Russia’s Reserve Scam

Over the past few days people have been discussing President Putin’s error when discussing the so-called “reserves” that Russia has. In an interview with the German publication Bild the President claimed that Russia had about $450 billion in reserves. This is a categorically false statement.

To clarify, when speaking of Russia’s “reserves” there are three different funds that are being referred to. First, the Sovereign Wealth Fund held by the Finance Ministry. According to the Finance Ministry’s own numbers, the SWF now holds $49.95 billion. The Finance Ministry also holds a second reserve fund called the National Welfare Fund. This fund allegedly has $71.72 billion left in it, but according to Russian economist Sergei Aleksashenko, the true number is $48.1 billion, as the remainder has already been distributed.

And finally there is the Russian Central Bank’s so-called “international reserves”. The Central Bank posts these numbers every Thursday, and gives a small breakdown of the numbers at the end of every month. But as I blogged here nearly a year ago, the Central Bank is fudging their numbers. To give a brief summary: the Central Bank is including within its “international reserves” the two reserve funds held by the Finance Ministry (now slightly less than $100 billion total), its gold (the Central Bank claims to have $48.5 billion), and (from what I understand, though it is not laid out in the Central Bank’s accounting as it is considered a state secret) palladium reserves. The latter two items are not “liquid” assets, and it is a questionable practice to include them. Thus, when the Central Bank says that it has $368 billion in “reserves”, this is an untrue statement.
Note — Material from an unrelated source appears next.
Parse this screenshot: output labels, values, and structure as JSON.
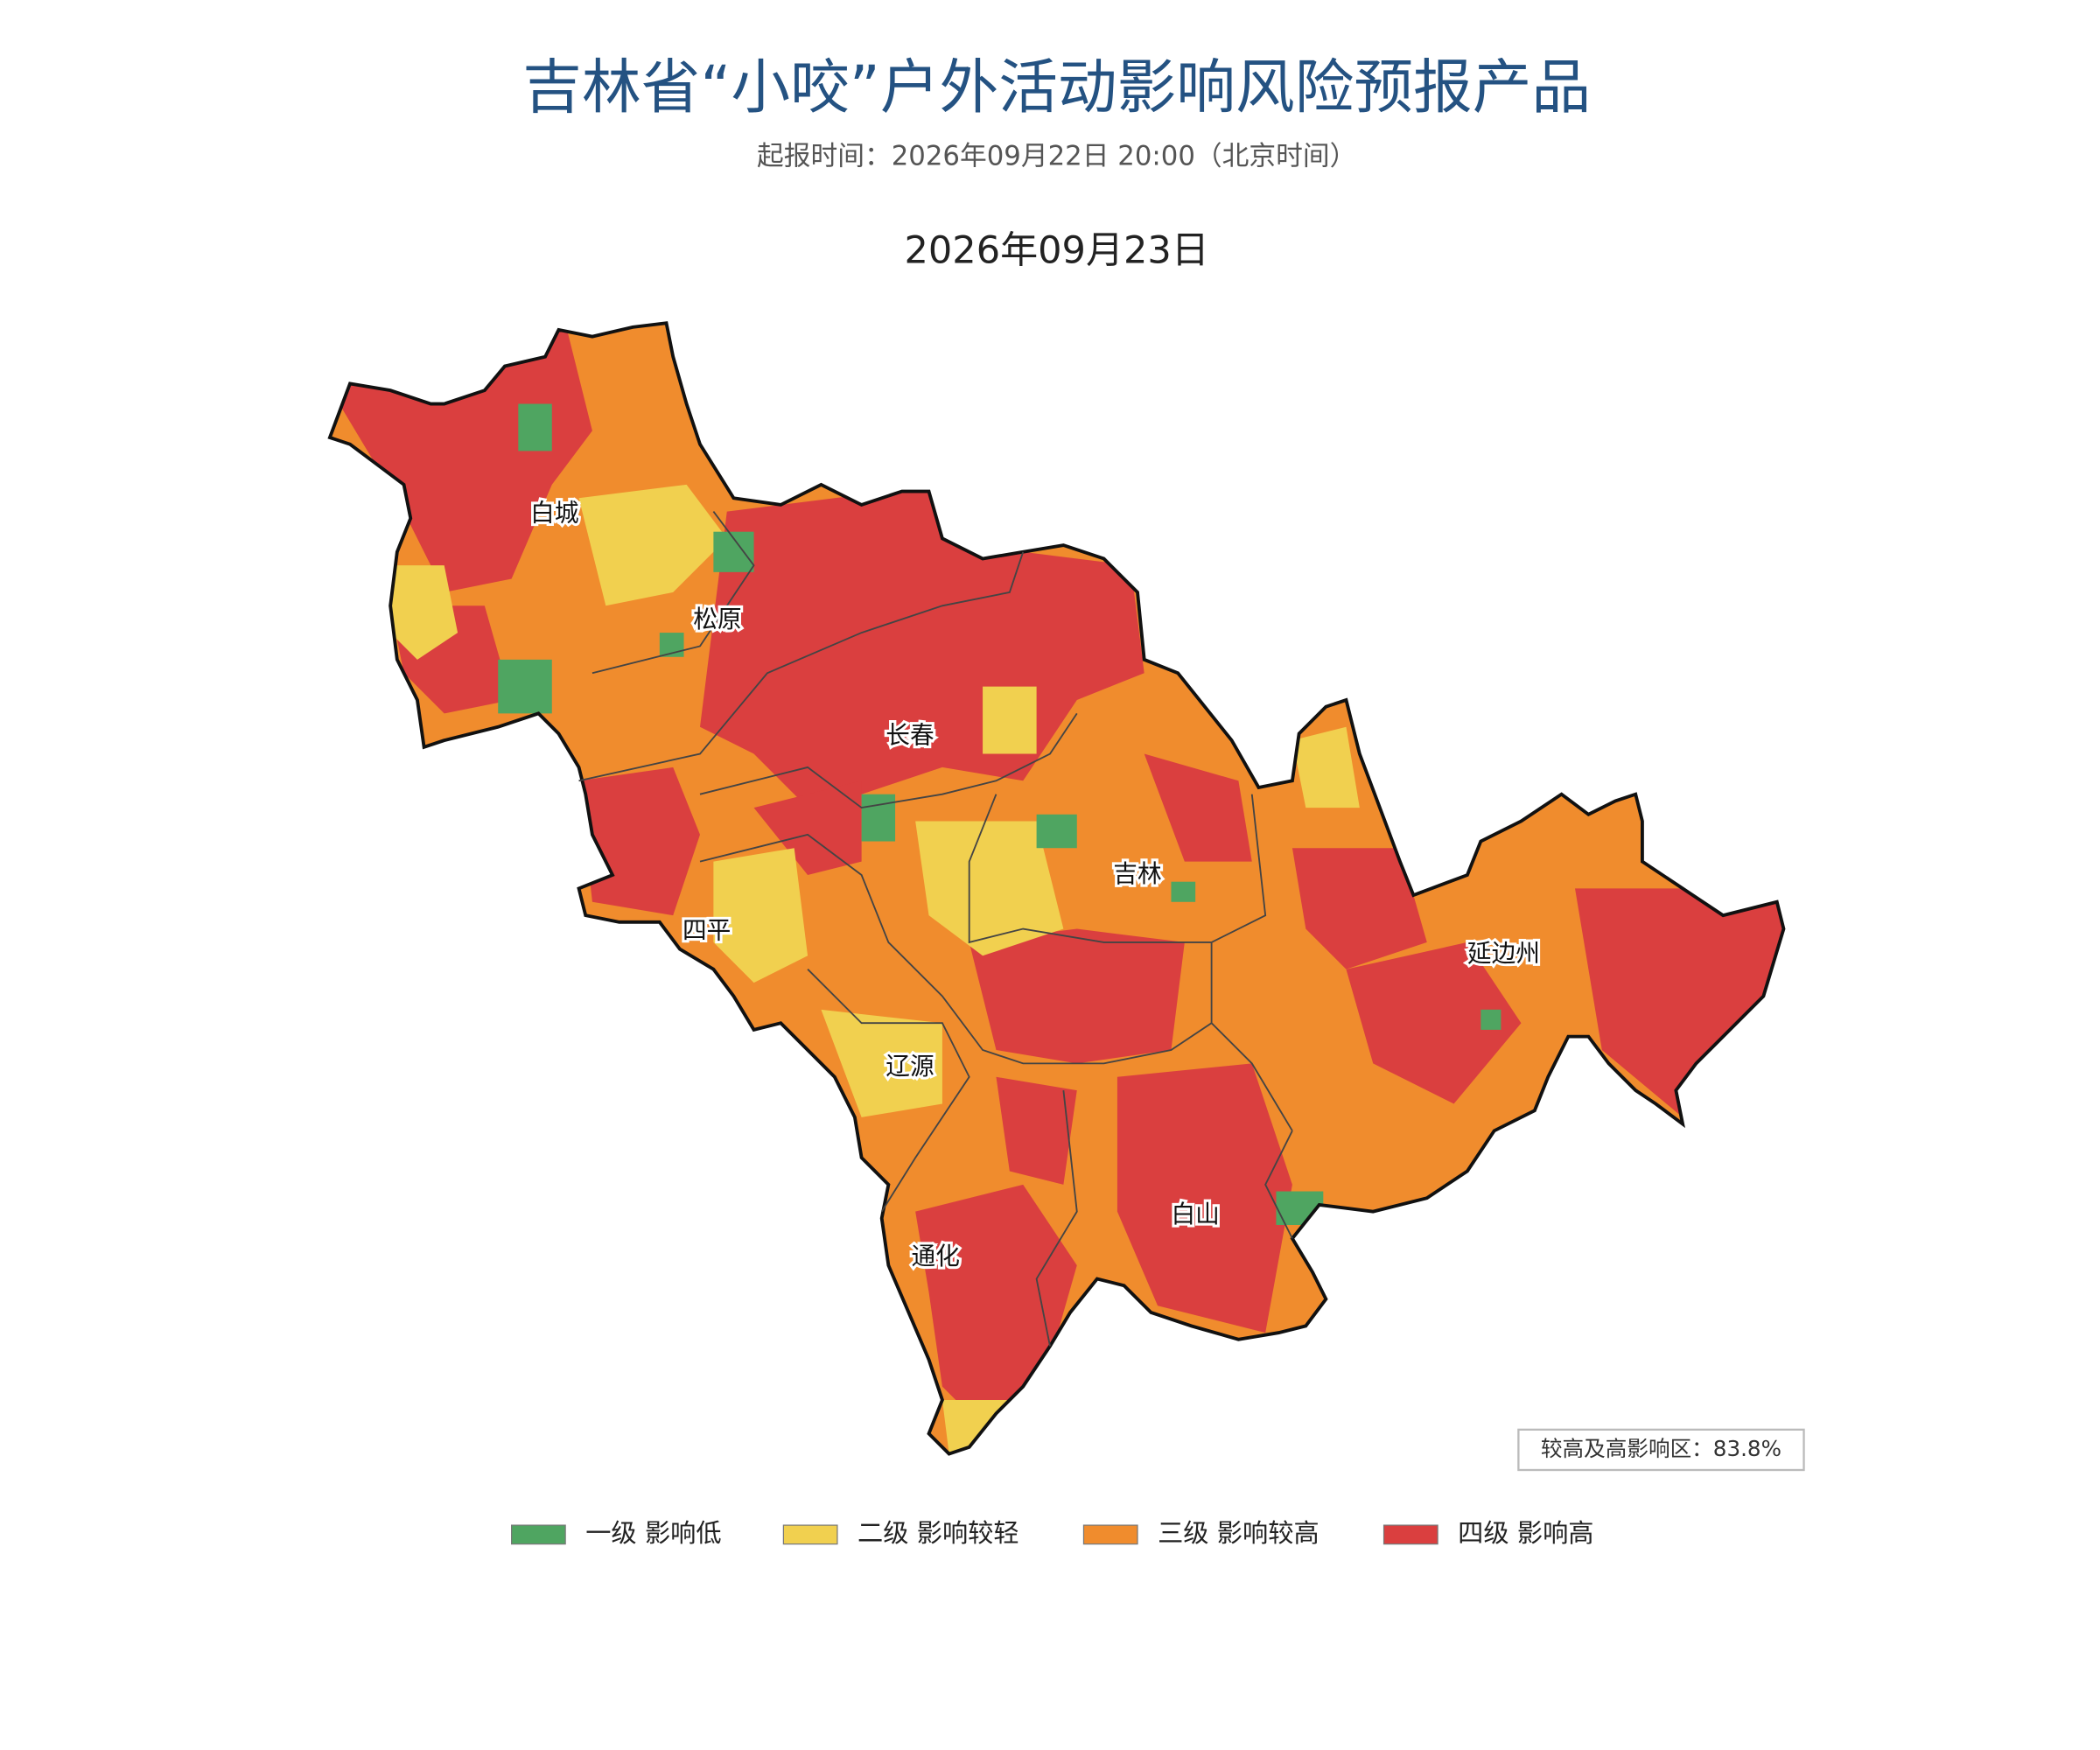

If you take away the gold, and the two reserve funds, the Central Bank has less than $200 billon, but I suspect it is quite a bit lower than that.
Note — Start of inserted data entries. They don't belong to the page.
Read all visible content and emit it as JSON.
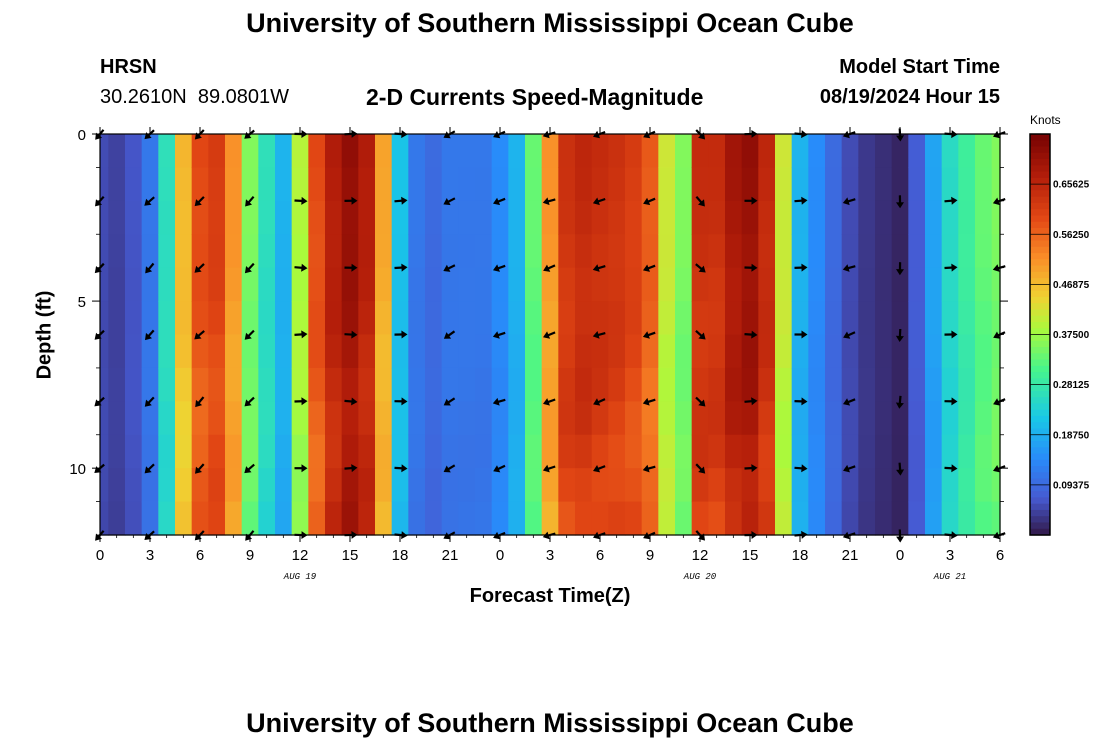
{
  "header": {
    "title": "University of Southern Mississippi Ocean Cube",
    "station": "HRSN",
    "coordinates": "30.2610N  89.0801W",
    "subtitle": "2-D Currents Speed-Magnitude",
    "model_start_label": "Model Start Time",
    "model_start_value": "08/19/2024 Hour 15"
  },
  "footer": {
    "title": "University of Southern Mississippi Ocean Cube"
  },
  "colorbar": {
    "unit": "Knots",
    "ticks": [
      "0.65625",
      "0.56250",
      "0.46875",
      "0.37500",
      "0.28125",
      "0.18750",
      "0.09375"
    ],
    "tick_values": [
      0.65625,
      0.5625,
      0.46875,
      0.375,
      0.28125,
      0.1875,
      0.09375
    ],
    "range": [
      0,
      0.75
    ]
  },
  "chart_data": {
    "type": "heatmap",
    "title": "2-D Currents Speed-Magnitude",
    "xlabel": "Forecast Time(Z)",
    "ylabel": "Depth (ft)",
    "x_range_hours": [
      0,
      54
    ],
    "x_tick_labels": [
      "0",
      "3",
      "6",
      "9",
      "12",
      "15",
      "18",
      "21",
      "0",
      "3",
      "6",
      "9",
      "12",
      "15",
      "18",
      "21",
      "0",
      "3",
      "6"
    ],
    "x_tick_hours": [
      0,
      3,
      6,
      9,
      12,
      15,
      18,
      21,
      24,
      27,
      30,
      33,
      36,
      39,
      42,
      45,
      48,
      51,
      54
    ],
    "date_labels": [
      {
        "label": "AUG 19",
        "hour": 12
      },
      {
        "label": "AUG 20",
        "hour": 36
      },
      {
        "label": "AUG 21",
        "hour": 51
      }
    ],
    "y_range_ft": [
      0,
      12
    ],
    "y_tick_labels": [
      "0",
      "5",
      "10"
    ],
    "y_tick_values": [
      0,
      5,
      10
    ],
    "speed_profile_surface_knots": {
      "hours": [
        0,
        1,
        2,
        3,
        4,
        5,
        6,
        7,
        8,
        9,
        10,
        11,
        12,
        13,
        14,
        15,
        16,
        17,
        18,
        19,
        20,
        21,
        22,
        23,
        24,
        25,
        26,
        27,
        28,
        29,
        30,
        31,
        32,
        33,
        34,
        35,
        36,
        37,
        38,
        39,
        40,
        41,
        42,
        43,
        44,
        45,
        46,
        47,
        48,
        49,
        50,
        51,
        52,
        53,
        54
      ],
      "speed": [
        0.06,
        0.05,
        0.07,
        0.12,
        0.27,
        0.48,
        0.6,
        0.62,
        0.52,
        0.36,
        0.27,
        0.2,
        0.4,
        0.6,
        0.68,
        0.72,
        0.68,
        0.5,
        0.22,
        0.12,
        0.1,
        0.12,
        0.12,
        0.12,
        0.15,
        0.2,
        0.34,
        0.52,
        0.64,
        0.66,
        0.65,
        0.64,
        0.62,
        0.58,
        0.42,
        0.36,
        0.65,
        0.65,
        0.7,
        0.72,
        0.66,
        0.42,
        0.2,
        0.15,
        0.1,
        0.06,
        0.04,
        0.03,
        0.02,
        0.08,
        0.18,
        0.26,
        0.3,
        0.34,
        0.36
      ]
    },
    "vector_depths_ft": [
      0,
      2,
      4,
      6,
      8,
      10,
      12
    ],
    "vector_hours": [
      0,
      3,
      6,
      9,
      12,
      15,
      18,
      21,
      24,
      27,
      30,
      33,
      36,
      39,
      42,
      45,
      48,
      51,
      54
    ],
    "vector_direction_deg": [
      225,
      225,
      225,
      225,
      90,
      90,
      90,
      240,
      250,
      250,
      250,
      250,
      135,
      90,
      90,
      250,
      180,
      90,
      250
    ],
    "series": [
      {
        "name": "Current speed",
        "unit": "knots"
      }
    ]
  }
}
Now, as for the other question that has come up in regards to all of this. As the price of oil has plunged to record lows, the exchange rate of the ruble to the US dollar has more than halved. Where it was maintaining a steady rate of about 28 rubles to the dollar before the war in Ukraine began nearly two years ago, it has now dropped to 78 to the dollar. Experts have said that this is still too high, and that the natural rate is closer to the 90s. The head of one of Russia’s own state-run corporations conceded publicly a month ago that the rate should be closer to 80 (when the ruble was sitting at about 72 to the USD).

So how is the Central Bank keeping the ruble so unnaturally stable? They claim that they have not intervened on the market since July. However, there are other ways to prop up the ruble that do not include officially intervening. One of those was highlighted by the Russian economist Sergei Guriev in December:

“The Russian government, especially the Central Bank, has largely managed to preserve financial stability, a brief outbreak of panic in December 2014 notwithstanding. To offset the loss of access to Western financial markets, the Central Bank has relied on a new instrument—foreign currency repurchase agreements. In effect, the Central Bank has lent dollars to Russian banks that essentially posted their own dollar loans to Russian companies as collateral—and in turn used the dollars to repay their external debt. This has allowed Russia to stave off a run on the ruble as well as major defaults on Russian corporates’ dollar-denominated debt.”

This is one way of intervening on the currency market without officially “intervening”. How much longer the Russian Central Bank can keep up this pretense remains to be seen.